Is it possible to create an artificial vision system with high-res depth-of-field-capabilities, 10-100x on-thought zoom (the machine will zoom as you think you want to zoom), blending several perceptual modes (passive visual, EM, IR, UV, and why not, active X-ray) and spanning the full 360 degrees something a man-machine system could send to the visual centers and have a user experience consciously?

No

Wavelength

In order for photons to be detected, they must be absorbed. Furthermore, they must be capable of triggering a chemical reaction or electron cascade detectable by biological or semiconductor instrumentation.

Too long

One problem with long wavelength photons, is that they can only be absorbed by objects whose minimum dimensions approximate dimensions of that wavelength. Putting this another way, in order to detect $1 cm$ wavelength radio, you need an antenna approximately $1 cm$ in size.

This size restriction puts severe constraints on the resolution possible with many radio wavelengths.
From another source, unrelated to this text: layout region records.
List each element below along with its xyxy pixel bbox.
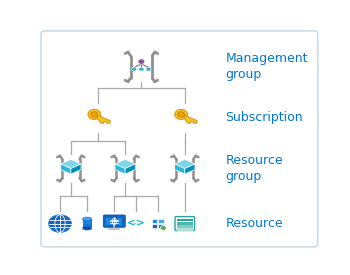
Text: ···: ··· bbox=[133, 221, 139, 227]
Text: <: < bbox=[127, 219, 136, 229]
FancyBboxPatch shape bbox=[103, 215, 125, 227]
Polygon shape bbox=[97, 115, 110, 123]
Polygon shape bbox=[175, 164, 185, 174]
Text: Subscription: Subscription bbox=[225, 111, 303, 124]
Circle shape bbox=[160, 226, 166, 230]
Text: >: > bbox=[136, 219, 145, 229]
FancyBboxPatch shape bbox=[175, 217, 195, 230]
Polygon shape bbox=[177, 219, 192, 221]
Polygon shape bbox=[71, 164, 81, 174]
Polygon shape bbox=[115, 164, 125, 174]
FancyBboxPatch shape bbox=[41, 31, 318, 247]
Circle shape bbox=[110, 218, 119, 225]
Polygon shape bbox=[152, 219, 158, 223]
Polygon shape bbox=[177, 225, 192, 227]
Circle shape bbox=[175, 109, 188, 119]
Circle shape bbox=[138, 59, 145, 64]
Text: Management
group: Management group bbox=[225, 52, 308, 81]
Polygon shape bbox=[158, 224, 163, 228]
Polygon shape bbox=[61, 164, 71, 174]
Circle shape bbox=[49, 215, 71, 232]
Text: Resource: Resource bbox=[225, 217, 283, 230]
Polygon shape bbox=[184, 115, 197, 123]
Polygon shape bbox=[83, 219, 92, 228]
Polygon shape bbox=[125, 164, 135, 174]
Circle shape bbox=[139, 67, 144, 71]
Text: Resource
group: Resource group bbox=[225, 154, 283, 183]
Polygon shape bbox=[177, 228, 192, 231]
Ellipse shape bbox=[83, 221, 92, 224]
Polygon shape bbox=[177, 222, 192, 224]
Polygon shape bbox=[115, 160, 135, 169]
Polygon shape bbox=[152, 224, 158, 228]
Circle shape bbox=[178, 112, 184, 117]
Polygon shape bbox=[61, 160, 81, 169]
FancyBboxPatch shape bbox=[106, 218, 122, 225]
Circle shape bbox=[146, 67, 151, 71]
Circle shape bbox=[88, 109, 101, 119]
Ellipse shape bbox=[83, 226, 92, 230]
Polygon shape bbox=[185, 164, 195, 174]
Circle shape bbox=[91, 112, 98, 117]
Polygon shape bbox=[158, 219, 163, 223]
Ellipse shape bbox=[83, 217, 92, 221]
Circle shape bbox=[132, 67, 137, 71]
Polygon shape bbox=[175, 160, 195, 169]
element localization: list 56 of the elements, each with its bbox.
A human eye's dimensions might be capable of detecting 1 pixel of information for this wavelength and could not detect any radio waves longer than this.

Too Short

It would seem then that we should be able to get very high resolution images from very short wavelength photons and, in theory, this is true. However, very short wavelength photons possess very high energy levels. This makes them difficult to focus (by reflection or refraction) and becomes nearly impossible at very short wavelengths.

What is worse, photons must be completely absorbed or they can't be absorbed at all. What this means is that electrons in the atoms of our eyes, simply can't absorb this much energy and the photon passes right by them. These very short frequency ($\gamma$ rays) react mostly or only with the nucleus of the atom. When the do so, they tend to deliver enough energy to change the composition or structure of the nucleus and break bits off.
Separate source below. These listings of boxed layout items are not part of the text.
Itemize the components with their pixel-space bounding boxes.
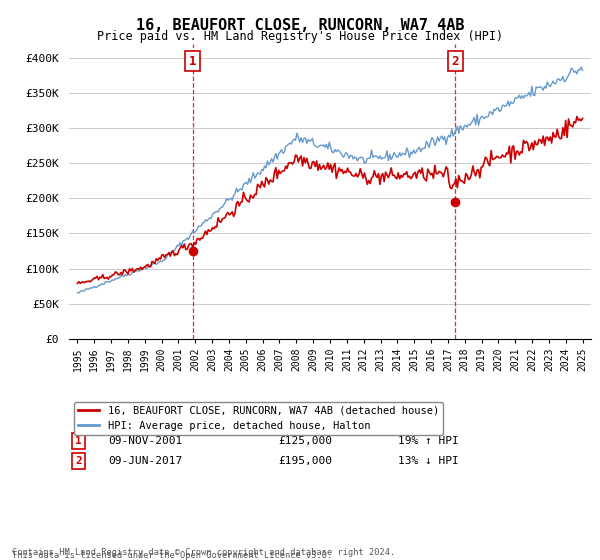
- Text: 2: 2: [452, 55, 459, 68]
- Text: £125,000: £125,000: [278, 436, 332, 446]
- Text: Contains HM Land Registry data © Crown copyright and database right 2024.: Contains HM Land Registry data © Crown c…: [12, 548, 395, 557]
- Text: Price paid vs. HM Land Registry's House Price Index (HPI): Price paid vs. HM Land Registry's House …: [97, 30, 503, 43]
- Text: 16, BEAUFORT CLOSE, RUNCORN, WA7 4AB: 16, BEAUFORT CLOSE, RUNCORN, WA7 4AB: [136, 18, 464, 33]
- Text: 13% ↓ HPI: 13% ↓ HPI: [398, 456, 458, 466]
- Text: 1: 1: [75, 436, 82, 446]
- Text: 19% ↑ HPI: 19% ↑ HPI: [398, 436, 458, 446]
- Legend: 16, BEAUFORT CLOSE, RUNCORN, WA7 4AB (detached house), HPI: Average price, detac: 16, BEAUFORT CLOSE, RUNCORN, WA7 4AB (de…: [74, 402, 443, 435]
- Text: 2: 2: [75, 456, 82, 466]
- Text: 09-JUN-2017: 09-JUN-2017: [108, 456, 182, 466]
- Text: £195,000: £195,000: [278, 456, 332, 466]
- Text: 1: 1: [189, 55, 197, 68]
- Text: This data is licensed under the Open Government Licence v3.0.: This data is licensed under the Open Gov…: [12, 551, 332, 560]
- Text: 09-NOV-2001: 09-NOV-2001: [108, 436, 182, 446]
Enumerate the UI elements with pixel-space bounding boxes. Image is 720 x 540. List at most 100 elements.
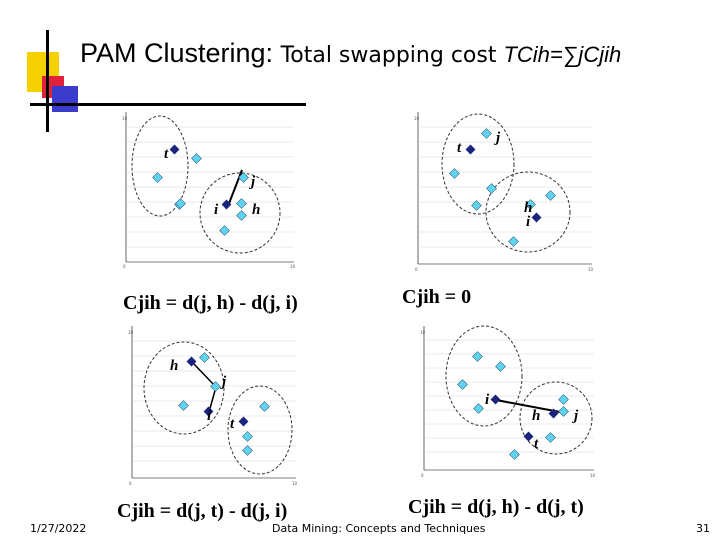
- label-i: i: [526, 214, 531, 230]
- x-tick: 10: [290, 264, 296, 269]
- data-point: [236, 198, 247, 209]
- formula-panel-1: Cjih = d(j, h) - d(j, i): [123, 292, 298, 314]
- label-j: j: [220, 374, 227, 390]
- medoid-point: [169, 144, 180, 155]
- label-i: i: [214, 202, 219, 218]
- x-tick: 0: [415, 267, 418, 272]
- data-point: [457, 379, 468, 390]
- points: [457, 351, 569, 460]
- label-t: t: [164, 146, 169, 162]
- formula-panel-4: Cjih = d(j, h) - d(j, t): [408, 496, 584, 518]
- title-main: PAM Clustering:: [80, 38, 281, 68]
- label-h: h: [252, 202, 260, 218]
- footer-page-number: 31: [696, 522, 710, 535]
- cluster-ellipse: [227, 385, 293, 475]
- formula-panel-2: Cjih = 0: [402, 286, 472, 308]
- data-point: [259, 401, 270, 412]
- cluster-ellipse: [445, 325, 523, 427]
- deco-vertical-rule: [46, 30, 49, 132]
- deco-blue-square: [52, 86, 78, 112]
- label-t: t: [534, 436, 539, 452]
- data-point: [545, 190, 556, 201]
- points: [152, 153, 249, 236]
- formula-panel-3: Cjih = d(j, t) - d(j, i): [117, 500, 288, 522]
- panel-top-left: 10 0 10 t i j h: [110, 108, 300, 278]
- data-point: [242, 431, 253, 442]
- label-t: t: [457, 140, 462, 156]
- medoid-point: [523, 431, 534, 442]
- x-tick: 10: [588, 267, 594, 272]
- scatter-plot-1: 10 0 10 t i j h: [110, 108, 300, 278]
- data-point: [191, 153, 202, 164]
- y-tick: 10: [414, 116, 420, 121]
- data-point: [242, 445, 253, 456]
- distance-line: [495, 399, 561, 413]
- x-tick: 0: [421, 473, 424, 478]
- gridlines: [132, 340, 296, 462]
- data-point: [558, 406, 569, 417]
- points: [178, 352, 270, 456]
- data-point: [199, 352, 210, 363]
- label-t: t: [230, 416, 235, 432]
- panel-bottom-right: 10 0 10 i h j t: [408, 320, 600, 484]
- data-point: [558, 394, 569, 405]
- cluster-ellipse: [143, 341, 225, 435]
- distance-line: [208, 386, 217, 413]
- x-tick: 10: [590, 473, 596, 478]
- data-point: [509, 449, 520, 460]
- panel-bottom-left: 10 0 10 h j i t: [116, 320, 302, 488]
- data-point: [236, 210, 247, 221]
- distance-line: [191, 361, 217, 388]
- data-point: [481, 128, 492, 139]
- data-point: [472, 351, 483, 362]
- data-point: [545, 432, 556, 443]
- y-tick: 10: [122, 116, 128, 121]
- y-tick: 10: [128, 330, 134, 335]
- cluster-ellipse: [485, 171, 571, 253]
- label-j: j: [249, 174, 256, 190]
- data-point: [210, 381, 221, 392]
- cluster-ellipse: [131, 115, 189, 217]
- x-tick: 0: [123, 264, 126, 269]
- label-h: h: [524, 200, 532, 216]
- title-formula: TCih=∑jCjih: [503, 42, 622, 67]
- medoid-point: [548, 408, 559, 419]
- data-point: [471, 200, 482, 211]
- points: [449, 128, 556, 247]
- data-point: [238, 172, 249, 183]
- medoid-point: [238, 416, 249, 427]
- footer-course: Data Mining: Concepts and Techniques: [272, 522, 486, 535]
- data-point: [508, 236, 519, 247]
- scatter-plot-3: 10 0 10 h j i t: [116, 320, 302, 488]
- label-i: i: [485, 392, 490, 408]
- data-point: [473, 403, 484, 414]
- data-point: [495, 361, 506, 372]
- panel-top-right: 10 0 10 t j h i: [400, 104, 600, 276]
- cluster-ellipse: [519, 381, 593, 455]
- medoids: [169, 144, 232, 210]
- scatter-plot-4: 10 0 10 i h j t: [408, 320, 600, 484]
- plot-bg: [116, 320, 302, 488]
- medoid-point: [203, 406, 214, 417]
- data-point: [152, 172, 163, 183]
- medoid-point: [531, 212, 542, 223]
- plot-bg: [400, 104, 600, 276]
- label-h: h: [170, 358, 178, 374]
- label-j: j: [572, 408, 579, 424]
- page-title: PAM Clustering: Total swapping cost TCih…: [80, 38, 621, 69]
- label-j: j: [494, 130, 501, 146]
- medoid-point: [221, 199, 232, 210]
- distance-line: [227, 169, 243, 207]
- footer-date: 1/27/2022: [30, 522, 87, 535]
- gridlines: [126, 126, 294, 248]
- data-point: [175, 198, 186, 209]
- gridlines: [418, 126, 592, 248]
- x-tick: 0: [129, 481, 132, 486]
- label-i: i: [207, 408, 212, 424]
- cluster-ellipse: [441, 113, 515, 215]
- cluster-ellipse: [199, 172, 281, 254]
- x-tick: 10: [292, 481, 298, 486]
- y-tick: 10: [420, 330, 426, 335]
- scatter-plot-2: 10 0 10 t j h i: [400, 104, 600, 276]
- deco-horizontal-rule: [30, 103, 306, 106]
In layman's terms, they cause the nucleus to fission. If the nucleus is more massive than iron (atomic mass of 56) the fission event releases even more energy.
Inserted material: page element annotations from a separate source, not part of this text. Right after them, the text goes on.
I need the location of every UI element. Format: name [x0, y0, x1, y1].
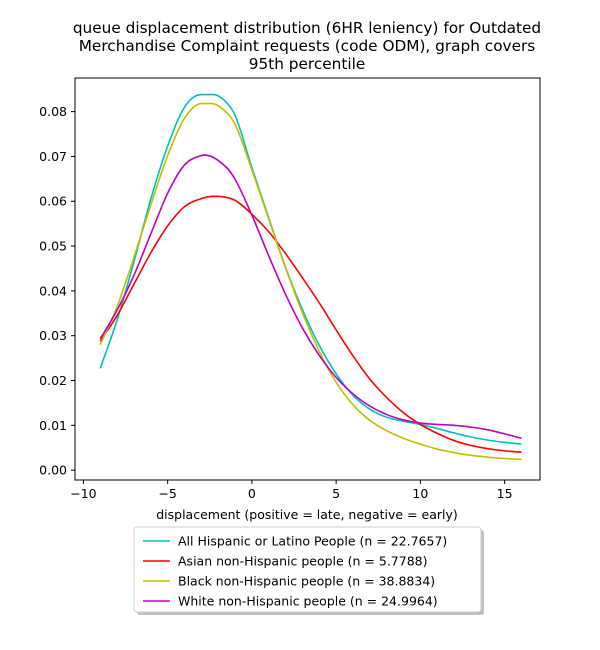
y-tick-label: 0.05 [39, 239, 67, 254]
y-tick-label: 0.07 [39, 149, 67, 164]
series-line-2 [99, 102, 522, 461]
chart-title-line: Merchandise Complaint requests (code ODM… [78, 37, 536, 55]
x-tick-label: −10 [70, 486, 96, 501]
x-tick-label: 5 [332, 486, 340, 501]
y-tick-label: 0.08 [39, 104, 67, 119]
chart-title: queue displacement distribution (6HR len… [0, 19, 600, 73]
legend-label-1: Asian non-Hispanic people (n = 5.7788) [178, 554, 428, 569]
x-axis: −10 −5 0 5 10 15 [70, 480, 513, 501]
x-axis-label: displacement (positive = late, negative … [156, 507, 458, 522]
y-tick-label: 0.03 [39, 328, 67, 343]
x-tick-label: 0 [248, 486, 256, 501]
chart-title-line: queue displacement distribution (6HR len… [72, 19, 542, 37]
legend-label-2: Black non-Hispanic people (n = 38.8834) [178, 574, 435, 589]
y-tick-label: 0.06 [39, 194, 67, 209]
chart-title-line: 95th percentile [248, 55, 366, 73]
legend: All Hispanic or Latino People (n = 22.76… [133, 526, 484, 615]
y-tick-label: 0.01 [39, 418, 67, 433]
series-line-1 [99, 195, 522, 454]
y-tick-label: 0.00 [39, 463, 67, 478]
legend-label-0: All Hispanic or Latino People (n = 22.76… [178, 534, 447, 549]
y-axis: 0.00 0.01 0.02 0.03 0.04 0.05 0.06 0.07 0.08 [39, 104, 75, 478]
series-layer [99, 93, 522, 461]
plot-area-frame [74, 77, 541, 481]
series-line-3 [99, 154, 522, 440]
x-tick-label: 10 [412, 486, 428, 501]
legend-label-3: White non-Hispanic people (n = 24.9964) [178, 594, 438, 609]
y-tick-label: 0.04 [39, 283, 67, 298]
legend-box [133, 526, 482, 613]
x-tick-label: −5 [158, 486, 176, 501]
y-tick-label: 0.02 [39, 373, 67, 388]
x-tick-label: 15 [497, 486, 513, 501]
series-line-0 [99, 93, 522, 445]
Regardless of whether the $\gamma$ ray absorption is endothermic or exothermic, it causes your material to transmute all nearby elements into other elements.

This could be a problem for you when it happens in your skull.

Other Issues

Some of what you propose is difficult or impossible to accomplish for other reasons.

These include:
1) The amount of information a given physical instrument can glean from observing this remotely is limited based, in part, upon the physical dimensions of the instrument. Electronic processing and other techniques frequently misused on TV (like CSI), can NOT add any information to what was actually collected. So a 100x zoom just would not be possible at some wavelengths.
2) When a biological organism evolves an ability, often it pays a penalty - even if that penalty is limited to adapting cells that used to do one job to do another. Human eyes are limited to the frequencies they can see because on Earth, these frequencies provide humans with the best sensory input. Biological organisms pay too high a penalty for the benefits gained when other frequencies are detected. It Costs Too Much

We can side-step the cost penalty to biological organisms by (as you say) developing implant technologies to make up the short comings of our current systems. I suppose this is true.

I also bet we wouldn't see much benefit by detecting other frequencies for the vast majority of people.